What this ultimately means is that feminism covers its butt to make sure that objective evaluations of its beliefs are never allowed. Since post-modernism admits of contradictions and ambiguities, holding it up to the light of any standard is fallacious—not just the standard itself, but the act of critiquing it in the light of a truth is wrong.

Suppose, for instance, you wanted to critique feminist beliefs about economics. You research, get statistics and studies, make an analysis, argue, etc.

In the post-modern mindset, that’s fallacious, because of the underlying assumptions, which are not post-modern. Economics to some degree is a science. But science is linear, and a cultural product, and it is created by fallible human beings with their own agendas. So the whole exercise itself is absurd in the post-modernist mind.
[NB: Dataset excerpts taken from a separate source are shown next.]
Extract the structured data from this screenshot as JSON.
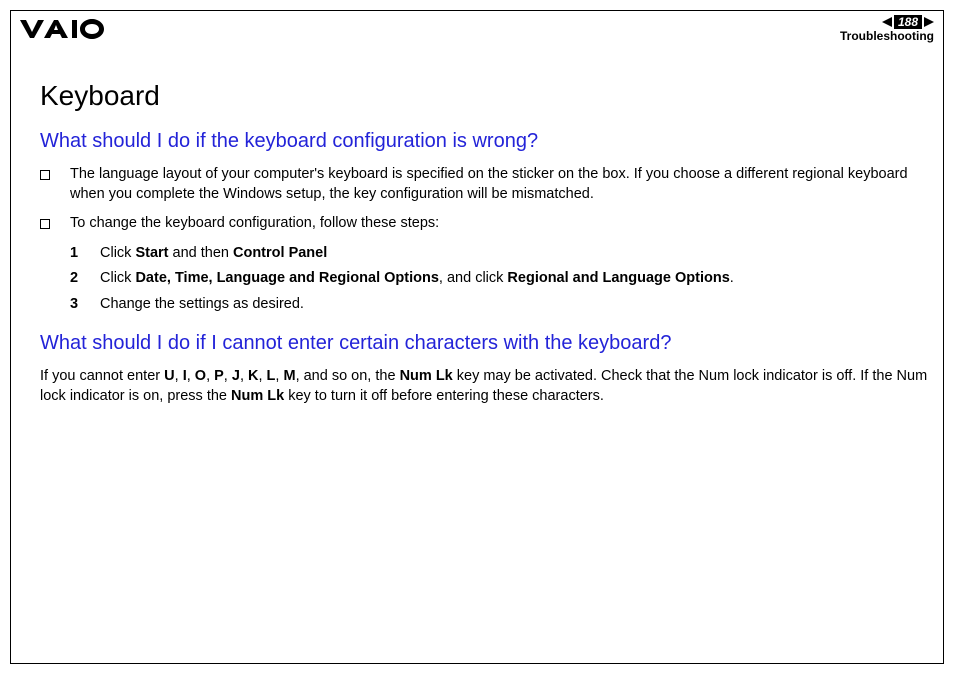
{
  "header": {
    "page_number": "188",
    "section": "Troubleshooting"
  },
  "content": {
    "title": "Keyboard",
    "q1": {
      "heading": "What should I do if the keyboard configuration is wrong?",
      "b1": "The language layout of your computer's keyboard is specified on the sticker on the box. If you choose a different regional keyboard when you complete the Windows setup, the key configuration will be mismatched.",
      "b2": "To change the keyboard configuration, follow these steps:",
      "steps": {
        "s1_pre": "Click ",
        "s1_b1": "Start",
        "s1_mid": " and then ",
        "s1_b2": "Control Panel",
        "s2_pre": "Click ",
        "s2_b1": "Date, Time, Language and Regional Options",
        "s2_mid": ", and click ",
        "s2_b2": "Regional and Language Options",
        "s2_post": ".",
        "s3": "Change the settings as desired."
      },
      "n1": "1",
      "n2": "2",
      "n3": "3"
    },
    "q2": {
      "heading": "What should I do if I cannot enter certain characters with the keyboard?",
      "p_pre": "If you cannot enter ",
      "c1": "U",
      "c2": "I",
      "c3": "O",
      "c4": "P",
      "c5": "J",
      "c6": "K",
      "c7": "L",
      "c8": "M",
      "sep": ", ",
      "p_mid1": ", and so on, the ",
      "numlk": "Num Lk",
      "p_mid2": " key may be activated. Check that the Num lock indicator is off. If the Num lock indicator is on, press the ",
      "p_post": " key to turn it off before entering these characters."
    }
  }
}
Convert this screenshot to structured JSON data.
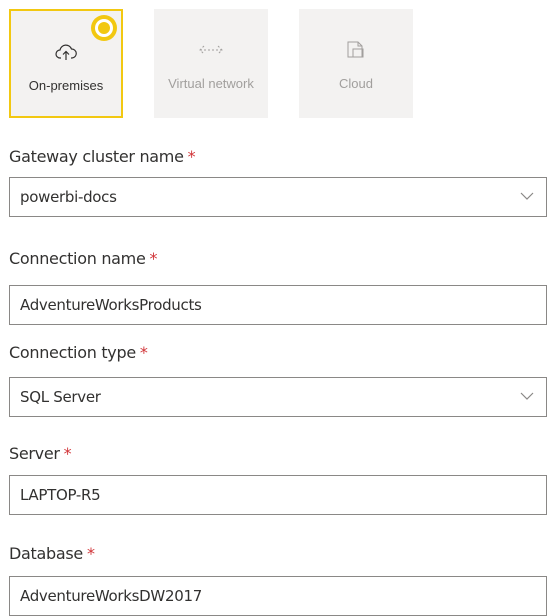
{
  "location_tiles": [
    {
      "label": "On-premises",
      "icon": "cloud-upload-icon",
      "state": "selected"
    },
    {
      "label": "Virtual network",
      "icon": "arrows-left-right-icon",
      "state": "disabled"
    },
    {
      "label": "Cloud",
      "icon": "cloud-document-icon",
      "state": "disabled"
    }
  ],
  "form": {
    "gateway_cluster_name": {
      "label": "Gateway cluster name",
      "required_mark": "*",
      "value": "powerbi-docs",
      "type": "dropdown"
    },
    "connection_name": {
      "label": "Connection name",
      "required_mark": "*",
      "value": "AdventureWorksProducts",
      "type": "text"
    },
    "connection_type": {
      "label": "Connection type",
      "required_mark": "*",
      "value": "SQL Server",
      "type": "dropdown"
    },
    "server": {
      "label": "Server",
      "required_mark": "*",
      "value": "LAPTOP-R5",
      "type": "text"
    },
    "database": {
      "label": "Database",
      "required_mark": "*",
      "value": "AdventureWorksDW2017",
      "type": "text"
    }
  },
  "colors": {
    "accent": "#f2c811",
    "required": "#d13438",
    "tile_bg": "#f3f2f1",
    "border": "#8a8886",
    "disabled_text": "#a19f9d"
  }
}
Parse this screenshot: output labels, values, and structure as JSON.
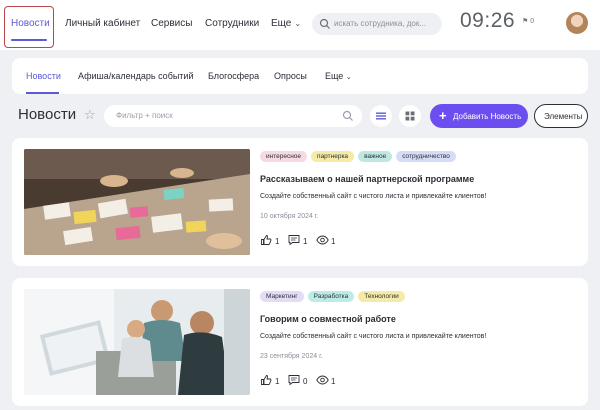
{
  "topnav": {
    "active": "Новости",
    "items": [
      "Личный кабинет",
      "Сервисы",
      "Сотрудники"
    ],
    "more": "Еще"
  },
  "search": {
    "placeholder": "искать сотрудника, док..."
  },
  "clock": "09:26",
  "flag": "⚑ 0",
  "subnav": {
    "items": [
      "Новости",
      "Афиша/календарь событий",
      "Блогосфера",
      "Опросы",
      "Еще"
    ]
  },
  "toolbar": {
    "title": "Новости",
    "filter_placeholder": "Фильтр + поиск",
    "add_label": "Добавить Новость",
    "elements_label": "Элементы"
  },
  "colors": {
    "accent": "#5b5bd6",
    "add_button": "#6c4ef0",
    "highlight_border": "#b8474f"
  },
  "news": [
    {
      "tags": [
        {
          "label": "интересное",
          "color": "#f6d9e2"
        },
        {
          "label": "партнерка",
          "color": "#f6eaa7"
        },
        {
          "label": "важное",
          "color": "#bde9e2"
        },
        {
          "label": "сотрудничество",
          "color": "#d7dcf6"
        }
      ],
      "title": "Рассказываем о нашей партнерской программе",
      "description": "Создайте собственный сайт с чистого листа и привлекайте клиентов!",
      "date": "10 октября 2024 г.",
      "likes": "1",
      "comments": "1",
      "views": "1"
    },
    {
      "tags": [
        {
          "label": "Маркетинг",
          "color": "#e4dcf6"
        },
        {
          "label": "Разработка",
          "color": "#bdece6"
        },
        {
          "label": "Технологии",
          "color": "#f6eaa7"
        }
      ],
      "title": "Говорим о совместной работе",
      "description": "Создайте собственный сайт с чистого листа и привлекайте клиентов!",
      "date": "23 сентября 2024 г.",
      "likes": "1",
      "comments": "0",
      "views": "1"
    }
  ]
}
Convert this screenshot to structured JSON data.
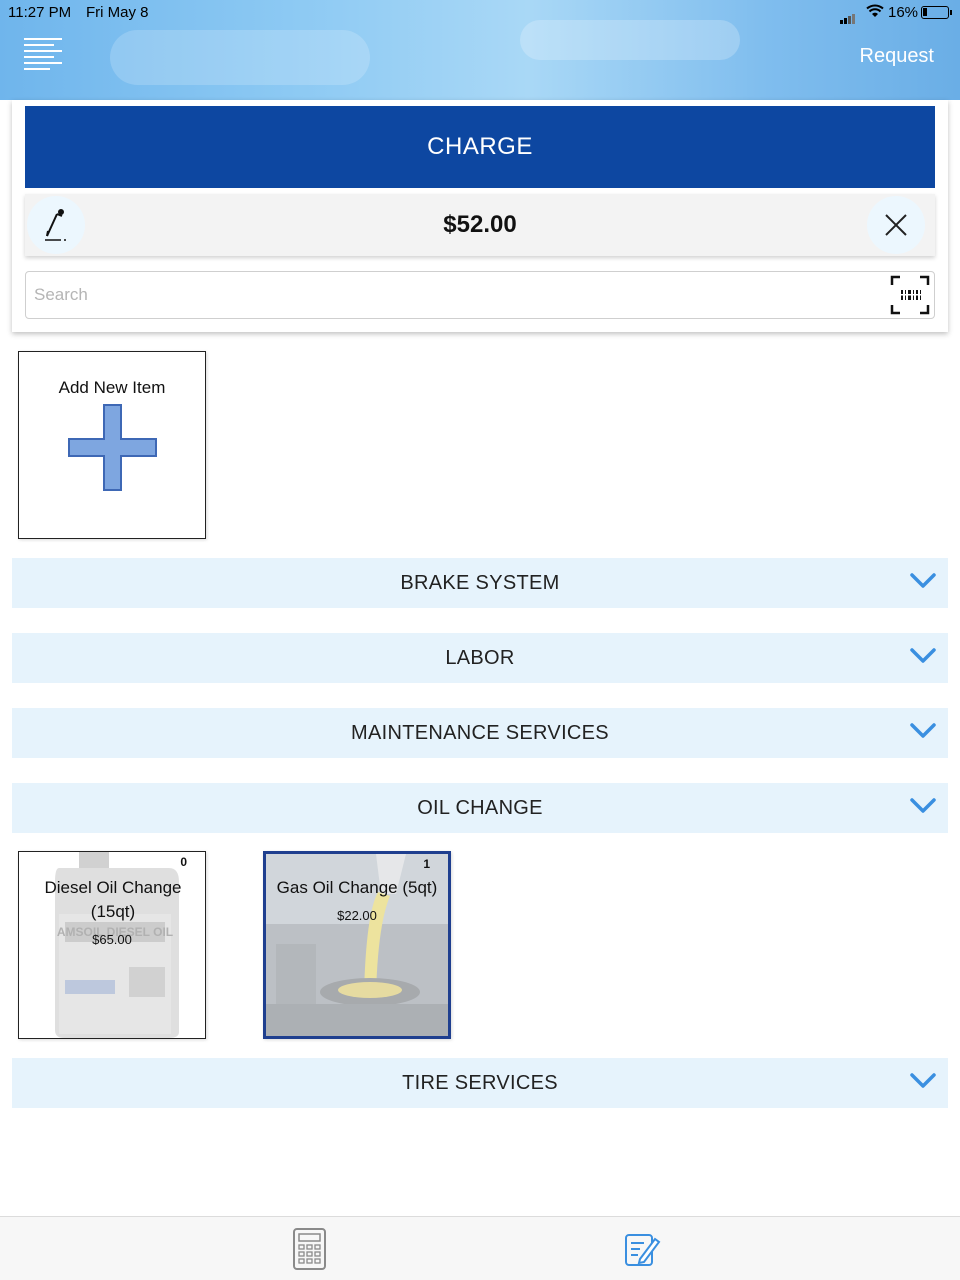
{
  "status_bar": {
    "time": "11:27 PM",
    "date": "Fri May 8",
    "battery": "16%"
  },
  "header": {
    "menu_icon": "menu-lines-icon",
    "request_label": "Request"
  },
  "charge": {
    "label": "CHARGE",
    "amount": "$52.00",
    "edit_icon": "pen-icon",
    "clear_icon": "close-icon"
  },
  "search": {
    "placeholder": "Search",
    "value": "",
    "scan_icon": "barcode-scan-icon"
  },
  "add_item": {
    "label": "Add New Item",
    "icon": "plus-icon",
    "icon_color": "#7ea6e0"
  },
  "categories": [
    {
      "title": "BRAKE SYSTEM"
    },
    {
      "title": "LABOR"
    },
    {
      "title": "MAINTENANCE SERVICES"
    },
    {
      "title": "OIL CHANGE"
    },
    {
      "title": "TIRE SERVICES"
    }
  ],
  "oil_change_items": [
    {
      "name": "Diesel Oil Change (15qt)",
      "price": "$65.00",
      "count": "0",
      "image": "diesel-oil-jug-image",
      "image_text": "AMSOIL DIESEL OIL",
      "selected": false
    },
    {
      "name": "Gas Oil Change (5qt)",
      "price": "$22.00",
      "count": "1",
      "image": "oil-pour-image",
      "selected": true
    }
  ],
  "bottom_tabs": [
    {
      "icon": "calculator-icon"
    },
    {
      "icon": "edit-list-icon"
    }
  ],
  "colors": {
    "accent": "#0d47a1",
    "category_bg": "#e6f3fc",
    "chevron": "#3a8fe0",
    "selected_border": "#1f3f8f"
  }
}
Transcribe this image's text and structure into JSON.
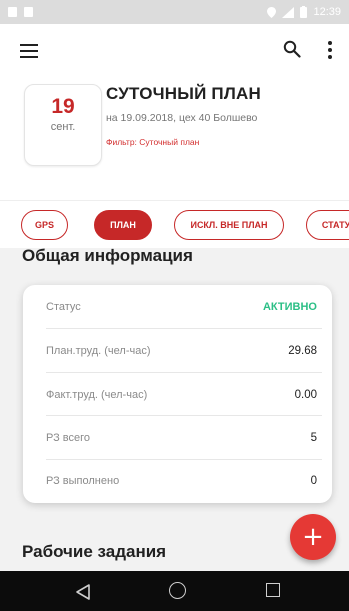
{
  "status_bar": {
    "time": "12:39"
  },
  "toolbar": {
    "menu_icon": "menu-icon",
    "search_icon": "search-icon",
    "more_icon": "more-vert-icon"
  },
  "plan": {
    "day": "19",
    "month": "сент.",
    "title": "СУТОЧНЫЙ ПЛАН",
    "subtitle": "на 19.09.2018, цех 40 Болшево",
    "filter": "Фильтр: Суточный план"
  },
  "chips": [
    {
      "label": "GPS",
      "active": false
    },
    {
      "label": "ПЛАН",
      "active": true
    },
    {
      "label": "ИСКЛ. ВНЕ ПЛАН",
      "active": false
    },
    {
      "label": "СТАТУ",
      "active": false
    }
  ],
  "info": {
    "title": "Общая информация",
    "rows": [
      {
        "label": "Статус",
        "value": "АКТИВНО"
      },
      {
        "label": "План.труд. (чел-час)",
        "value": "29.68"
      },
      {
        "label": "Факт.труд. (чел-час)",
        "value": "0.00"
      },
      {
        "label": "РЗ всего",
        "value": "5"
      },
      {
        "label": "РЗ выполнено",
        "value": "0"
      }
    ]
  },
  "tasks": {
    "title": "Рабочие задания"
  },
  "fab": {
    "label": "+"
  },
  "colors": {
    "accent": "#c62828",
    "status_active": "#2bbf86",
    "fab": "#e53935"
  }
}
“But” the sensible person might argue “I have facts to disprove what feminists say.”

That is irrelevant. Because facts are not absolute. And even if feminists contradict themselves, that kind of contradiction is admissible because the nature of reality is such in their minds.

In other words, the inability to falsify any statement put forward in a feminist light means that the feminist is never wrong. Or at least, there is no proof that is she is not right.

Now the sensible person might ask: isn’t this another way of saying that feminism is relativistic.

Yes, it is relativistic. But there is a difference between relativism and post-modernism.

Relativism can posit a logical, coherent and meaningful reality. What it says is that perceptions are distorted and not always reliable, therefore the perception is subjective. You can be a relativist and still understand that the laws of science are applicable, or that human beings are predictable in their behaviour.

Post-modernism does not posit a logical, coherent and meaningful reality. Reality is absurd—meaning there are no rules governing it. Reality is “complex”—meaning that it is not coherent and predictable. The principal of non-contradiction does not always apply. There are no rules to reality, or if there are, they are broken.

Post-modernism also invokes a plethora of linguistic, philosophical and literary gobbledygook to demonstrate the soundness of its views. I know that sounds contradictory, seeing as there are no absolute truth claims, but again post-modernism is capable of embracing such contradictions. To say that there are no absolute truth claims, then make an absolute truth claim, to dismiss facts as fictions and to accept opinions as facts is the nature of post-modernism, and by extension, feminism.

Since reality is “complex” and there are no “rules”, and feminism is based on this intellectual current, what it boils down to is that you cannot evaluate feminist beliefs based on any standard.

Because they say so.

I almost spent four semesters studying this crap at the grad level, but luckily I dropped out in my first semester of my master’s in English.